The film starts with five ambitious young women setting out on the journey of their lives for the love of fashion. A Bengali, a Muslim, a Catholic, a small town girl and another from a metro get selected to feature in the biggest fashion calendar of the year. On the very first ice breaking session with their photographer Ronit Roy, he probes into the sexual pasts of the girls.
Acres and acres of flesh—pushed-up cleavage, bare legs disappearing under the shortest, flimsiest of shim-shams, swaying washboard abs — is on constant display, cementing every single prejudice spilling out in these times of ravenous tabloidization. If you are a ‘calendar girl’, you must be, a) hot b) easy c) willing-to-compromise d) sleep your way to the top. Fill in the rest of the alphabets.
Bhandarkar has nothing interesting or new to offer in this flick. The girls look clones of each other. Everything looks forced: right from the cheesy dialogues they mouth to their lovemaking scenes! High on melodrama, the film has neither powerful cast nor content!
The film traces individual journeys of the girls after their famed calendar shoot. Predictably, everything begins on a high note for the girls and then life happens!

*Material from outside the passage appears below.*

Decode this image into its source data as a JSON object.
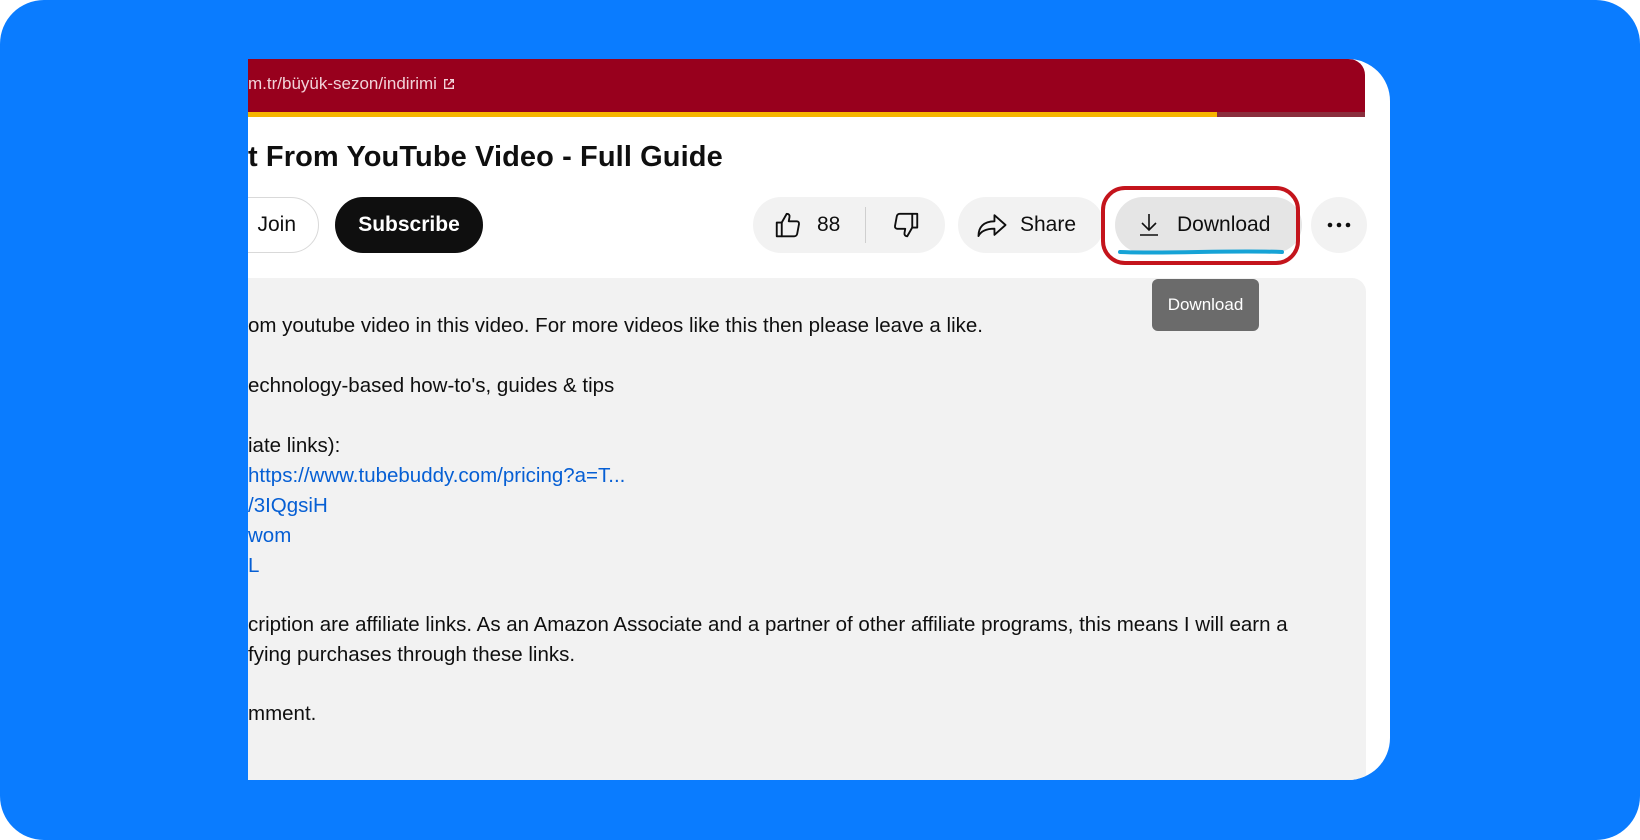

Gay designers, old school filmy managers, shrewd corporates, sleaze balls and high society gossipmongers… You will find these familiar characters even in this flick.
Though, all the five actresses playing the calendar girls, namely Kyra, Avani, Ruhi, Akanksha and Satapura have performed their respective roles to the best of their abilities. They do not land up playing a caricature, which makes their roles very relatable. Even though the men did not have much to do, still, actors like Suhel Sheth, Rohit Roy, Atul Parchure and Keith Sequeira shine in their respective characters.
The music (Meet Bros) is situational. Since the premise of the film did not have any requirement of music, one did not miss the want of a chartbuster song in the film.
Madhur Bhandarkar has always tried to make women centric films exposing the ugly underbelly of society. Here too he tries to do the same and as usual fails miserably. What could have been a thought provoking depiction of the dizzying heights of stardom becomes an unimaginative piece of humdrum. Save yourself the trouble and give this one a miss.